A New Taste

If I’ve had Taiwanese food before it’s been way too long for me to remember the type of food and flavors it encompasses. On our trip back to my home, San Francisco, my mom recommended this new restaurant in the Richmond District called Taste of Formosa.

This is a fairly small restaurant seating roughly 15 or so people downstairs. We saw stairs leading up to a second level but I have no idea if that was just for the employees or more seating. My husband had never eaten Taiwanese food before and surprisingly after my terrible description of what a one thousand year old egg tasted and looked like, he was still willing to try it out.

Formosa1

 

I ordered the thousand year old egg with tofu and he liked it. The fact that it was topped with dried pork (Yook Soong) and green onions was a delightful surprise. He claims it tastes like an egg, just more rubbery.
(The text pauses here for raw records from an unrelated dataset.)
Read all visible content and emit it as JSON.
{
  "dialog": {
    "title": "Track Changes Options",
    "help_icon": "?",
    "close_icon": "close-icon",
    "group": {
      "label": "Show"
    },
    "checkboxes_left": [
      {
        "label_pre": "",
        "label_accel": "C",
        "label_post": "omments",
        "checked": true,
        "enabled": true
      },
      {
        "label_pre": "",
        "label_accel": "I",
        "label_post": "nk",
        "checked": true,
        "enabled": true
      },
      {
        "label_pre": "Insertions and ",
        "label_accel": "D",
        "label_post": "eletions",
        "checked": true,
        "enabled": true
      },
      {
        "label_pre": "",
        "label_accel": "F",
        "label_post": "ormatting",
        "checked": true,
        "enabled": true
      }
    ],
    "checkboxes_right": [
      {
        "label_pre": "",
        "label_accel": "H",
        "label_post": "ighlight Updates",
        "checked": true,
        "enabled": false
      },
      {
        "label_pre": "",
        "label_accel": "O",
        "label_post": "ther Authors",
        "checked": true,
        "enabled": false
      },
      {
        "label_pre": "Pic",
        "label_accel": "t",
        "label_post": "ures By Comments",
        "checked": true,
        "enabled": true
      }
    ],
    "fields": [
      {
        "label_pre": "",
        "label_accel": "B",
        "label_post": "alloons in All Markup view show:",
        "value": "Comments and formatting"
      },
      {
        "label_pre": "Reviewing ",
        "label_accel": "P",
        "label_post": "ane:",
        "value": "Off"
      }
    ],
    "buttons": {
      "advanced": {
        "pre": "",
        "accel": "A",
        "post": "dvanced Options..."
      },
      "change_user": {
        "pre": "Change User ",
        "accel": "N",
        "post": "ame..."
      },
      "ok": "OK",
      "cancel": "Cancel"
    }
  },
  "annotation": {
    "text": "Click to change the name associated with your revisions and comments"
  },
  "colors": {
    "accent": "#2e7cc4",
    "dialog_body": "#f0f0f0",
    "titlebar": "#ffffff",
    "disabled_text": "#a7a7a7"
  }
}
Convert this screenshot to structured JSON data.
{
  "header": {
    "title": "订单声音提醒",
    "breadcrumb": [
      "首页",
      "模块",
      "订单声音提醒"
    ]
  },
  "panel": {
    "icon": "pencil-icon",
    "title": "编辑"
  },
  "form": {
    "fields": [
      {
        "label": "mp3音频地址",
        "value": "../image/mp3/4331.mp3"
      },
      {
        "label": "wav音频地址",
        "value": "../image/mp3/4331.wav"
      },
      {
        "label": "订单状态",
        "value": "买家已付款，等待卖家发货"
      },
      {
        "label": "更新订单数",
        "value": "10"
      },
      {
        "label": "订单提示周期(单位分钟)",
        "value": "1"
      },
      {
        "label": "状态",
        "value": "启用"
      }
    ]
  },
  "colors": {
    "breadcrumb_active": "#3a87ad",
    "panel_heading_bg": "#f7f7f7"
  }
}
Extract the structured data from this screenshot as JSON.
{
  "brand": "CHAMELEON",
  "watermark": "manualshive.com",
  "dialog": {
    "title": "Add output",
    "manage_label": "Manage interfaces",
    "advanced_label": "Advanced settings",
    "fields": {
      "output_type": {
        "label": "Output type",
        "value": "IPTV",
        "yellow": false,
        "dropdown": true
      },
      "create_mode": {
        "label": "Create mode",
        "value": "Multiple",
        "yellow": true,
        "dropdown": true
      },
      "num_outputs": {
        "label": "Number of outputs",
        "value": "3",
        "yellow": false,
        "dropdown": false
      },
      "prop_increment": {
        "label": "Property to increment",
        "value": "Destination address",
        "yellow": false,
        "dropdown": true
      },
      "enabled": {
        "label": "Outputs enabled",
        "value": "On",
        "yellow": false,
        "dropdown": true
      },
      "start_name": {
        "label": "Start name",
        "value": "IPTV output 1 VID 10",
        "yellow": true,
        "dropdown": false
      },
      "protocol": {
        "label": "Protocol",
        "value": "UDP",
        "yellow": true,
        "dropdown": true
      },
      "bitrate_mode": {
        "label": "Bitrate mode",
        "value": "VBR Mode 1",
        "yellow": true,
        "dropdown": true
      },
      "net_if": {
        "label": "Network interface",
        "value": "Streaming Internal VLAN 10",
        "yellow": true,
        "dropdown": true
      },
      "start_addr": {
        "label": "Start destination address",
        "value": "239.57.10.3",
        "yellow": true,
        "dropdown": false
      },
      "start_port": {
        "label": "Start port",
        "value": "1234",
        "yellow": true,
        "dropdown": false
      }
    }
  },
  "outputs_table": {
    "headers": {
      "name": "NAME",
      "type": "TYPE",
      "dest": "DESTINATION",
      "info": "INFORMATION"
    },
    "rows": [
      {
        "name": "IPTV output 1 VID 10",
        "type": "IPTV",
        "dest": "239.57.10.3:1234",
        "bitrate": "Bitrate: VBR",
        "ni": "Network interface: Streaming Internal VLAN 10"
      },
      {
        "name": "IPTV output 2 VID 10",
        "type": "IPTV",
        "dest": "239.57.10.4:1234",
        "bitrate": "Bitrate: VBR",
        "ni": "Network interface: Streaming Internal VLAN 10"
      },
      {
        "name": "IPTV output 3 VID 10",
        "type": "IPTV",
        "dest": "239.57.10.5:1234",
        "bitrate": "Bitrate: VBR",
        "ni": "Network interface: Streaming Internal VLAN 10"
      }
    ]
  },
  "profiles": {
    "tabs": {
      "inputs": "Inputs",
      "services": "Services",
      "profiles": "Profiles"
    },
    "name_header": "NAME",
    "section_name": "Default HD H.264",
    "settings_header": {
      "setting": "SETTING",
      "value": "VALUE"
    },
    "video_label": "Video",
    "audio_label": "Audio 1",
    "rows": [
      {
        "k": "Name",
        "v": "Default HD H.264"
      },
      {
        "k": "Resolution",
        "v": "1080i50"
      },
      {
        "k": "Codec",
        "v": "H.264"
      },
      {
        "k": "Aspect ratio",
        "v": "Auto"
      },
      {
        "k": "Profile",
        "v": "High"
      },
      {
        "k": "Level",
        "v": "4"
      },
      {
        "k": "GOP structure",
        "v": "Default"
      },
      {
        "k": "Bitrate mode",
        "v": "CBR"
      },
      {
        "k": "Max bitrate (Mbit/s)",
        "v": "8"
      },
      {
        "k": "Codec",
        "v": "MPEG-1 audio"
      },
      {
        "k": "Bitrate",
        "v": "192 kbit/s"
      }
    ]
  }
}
Which…it is an egg, but I seem to think a thousand year old egg tastes vastly different from a normal boiled egg. That argument and description is for another day though, I’m just happy he tried it finally. I also ordered pork belly over rice for myself while he ordered Dan Dan noodles. The pork belly had a good balance of crispy skin to the actual chunk of meat/fat below it. Sometimes restaurants will skimp out on the meat and just give the skin which is disappointing. His noodles looked pretty good too; I didn’t get to try them but he devoured the bowl. I can only assume I should give that a thumbs up.

Formosa2

Formosa3

I was a little surprised at how small the portions were, but I guess they were reasonable in regards to the pricing. My pork belly dish was around $5 and change so I suppose it wasn’t too bad. And we didn’t walk out of there feeling overwhelmingly full; content enough to actually walk back to the apartment from the restaurant (20 or so blocks). I’d recommend this restaurant if you’re looking for a more mom and pop type of place that’s not super loud or busy. If your in the mid Richmond district, give it a taste!